U.S. Fire Ins. Co. v. Beltmann North Am. Co., Inc., 883 F.2d 564, 566 (7th Cir. 1989).

After taking testimony from Roggy, the district court concluded that he acted with ordinary malice. This conclusion is based on the fact that although he knew it was wrong to substitute Dursban, he assumed that the substitution would never be discovered and that no one would be harmed by his action. In the absence of a desire to injure the policyholder, General Mills, the court held that Roggy lacked the actual malice to trigger coverage under the National Union policy.

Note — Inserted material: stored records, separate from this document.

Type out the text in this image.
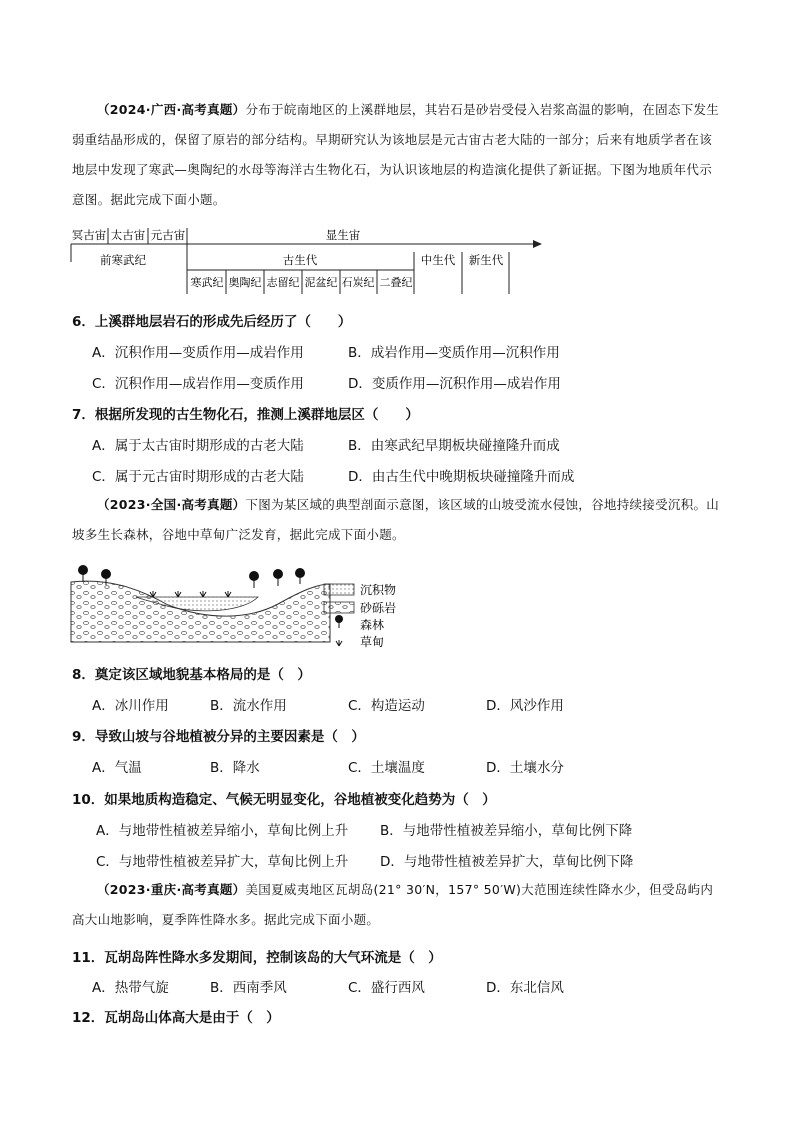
（2024·广西·高考真题）分布于皖南地区的上溪群地层，其岩石是砂岩受侵入岩浆高温的影响，在固态下发生弱重结晶形成的，保留了原岩的部分结构。早期研究认为该地层是元古宙古老大陆的一部分；后来有地质学者在该地层中发现了寒武—奥陶纪的水母等海洋古生物化石，为认识该地层的构造演化提供了新证据。下图为地质年代示意图。据此完成下面小题。

冥古宙 太古宙 元古宙	显生宙
前寒武纪	古生代	中生代 新生代
寒武纪 奥陶纪 志留纪 泥盆纪 石炭纪 二叠纪

6．上溪群地层岩石的形成先后经历了（　　）

A．沉积作用—变质作用—成岩作用	B．成岩作用—变质作用—沉积作用

C．沉积作用—成岩作用—变质作用	D．变质作用—沉积作用—成岩作用

7．根据所发现的古生物化石，推测上溪群地层区（　　）

A．属于太古宙时期形成的古老大陆	B．由寒武纪早期板块碰撞隆升而成

C．属于元古宙时期形成的古老大陆	D．由古生代中晚期板块碰撞隆升而成

（2023·全国·高考真题）下图为某区域的典型剖面示意图，该区域的山坡受流水侵蚀，谷地持续接受沉积。山坡多生长森林，谷地中草甸广泛发育，据此完成下面小题。

沉积物
砂砾岩
森林
草甸

8．奠定该区域地貌基本格局的是（　）

A．冰川作用	B．流水作用	C．构造运动	D．风沙作用

9．导致山坡与谷地植被分异的主要因素是（　）

A．气温	B．降水	C．土壤温度	D．土壤水分

10．如果地质构造稳定、气候无明显变化，谷地植被变化趋势为（　）

A．与地带性植被差异缩小，草甸比例上升 B．与地带性植被差异缩小，草甸比例下降

C．与地带性植被差异扩大，草甸比例上升 D．与地带性植被差异扩大，草甸比例下降

（2023·重庆·高考真题）美国夏威夷地区瓦胡岛(21° 30′N，157° 50′W)大范围连续性降水少，但受岛屿内高大山地影响，夏季阵性降水多。据此完成下面小题。

11．瓦胡岛阵性降水多发期间，控制该岛的大气环流是（　）

A．热带气旋	B．西南季风	C．盛行西风	D．东北信风

12．瓦胡岛山体高大是由于（　）
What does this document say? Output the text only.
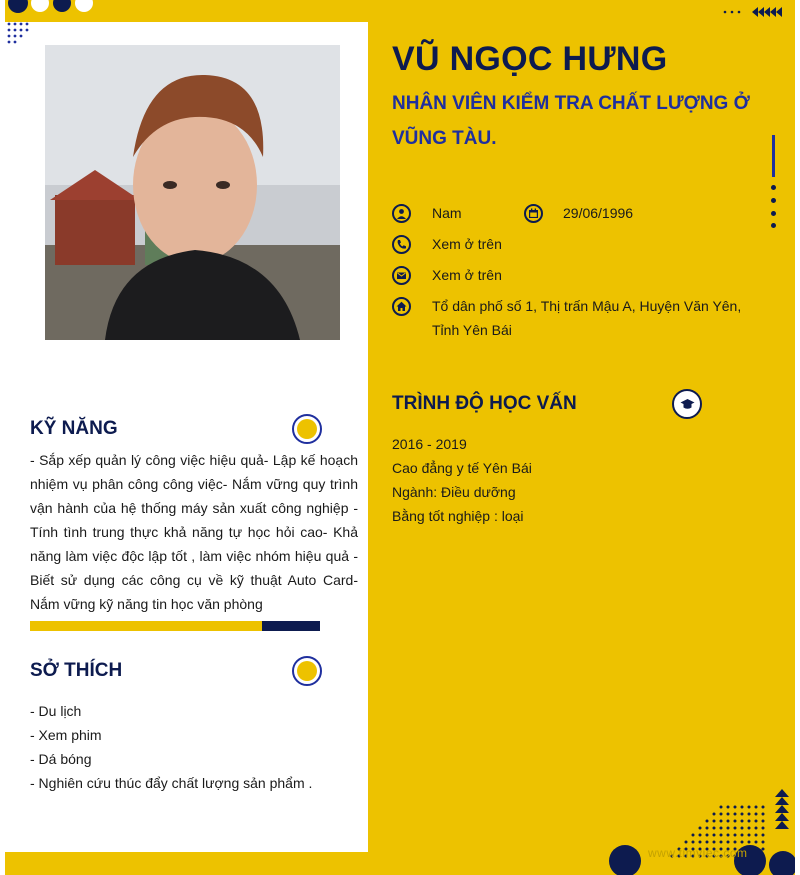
VŨ NGỌC HƯNG
NHÂN VIÊN KIỂM TRA CHẤT LƯỢNG Ở VŨNG TÀU.
Nam	29/06/1996
Xem ở trên
Xem ở trên
Tổ dân phố số 1, Thị trấn Mậu A, Huyện Văn Yên, Tỉnh Yên Bái
KỸ NĂNG
- Sắp xếp quản lý công việc hiệu quả- Lập kế hoạch nhiệm vụ phân công công việc- Nắm vững quy trình vận hành của hệ thống máy sản xuất công nghiệp - Tính tình trung thực khả năng tự học hỏi cao- Khả năng làm việc độc lập tốt , làm việc nhóm hiệu quả - Biết sử dụng các công cụ về kỹ thuật Auto Card- Nắm vững kỹ năng tin học văn phòng
SỞ THÍCH
- Du lịch
- Xem phim
- Dá bóng
- Nghiên cứu thúc đẩy chất lượng sản phẩm .
TRÌNH ĐỘ HỌC VẤN
2016 - 2019
Cao đẳng y tế Yên Bái
Ngành: Điều dưỡng
Bằng tốt nghiệp : loại
www.timviec.com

The policy language requires “intentional, malicious and wrongful” tampering in order to trigger coverage. This language goes beyond the mere commission of a wrongful act; it includes the concept of intending to harm, which is within the definition of actual malice. The district court did not err in concluding that there was no coverage and thus no setoff under the National union policy.

D E C I S I O N

The district court did not err in finding a direct physical loss under the policy. The loss of the function of the insured property, General Mills's ability to sell products for consumption within the regulatory framework calculated to guarantee safe consumption, is sufficient to prove a direct physical loss under the policy language. Gold Medal has the burden of proving application of exclusions from coverage. Where an exclusion is ambiguous, Gold Medal has not sustained that burden; thus, the district court did not err in concluding that the exclusions from coverage for contamination and faulty materials were not applicable. In order to have a setoff against other insurance, Gold Medal must demonstrate coverage under the other policy, which it has failed to do. The district court's conclusion in this issue is not erroneous.

Affirmed.


Footnotes

[1] The problem was eventually traced to Roggy, who confessed he had done it as a cost-saving measure. He eventually pled guilty to adulteration of food and served a jail sentence.

[2] The parties agree that New York is the proper forum for interpretation of the National Union policy, under its choice of law clause.

[3] General Mills did recover $17.5 million from National Union through a settlement agreement; there was no admission of coverage.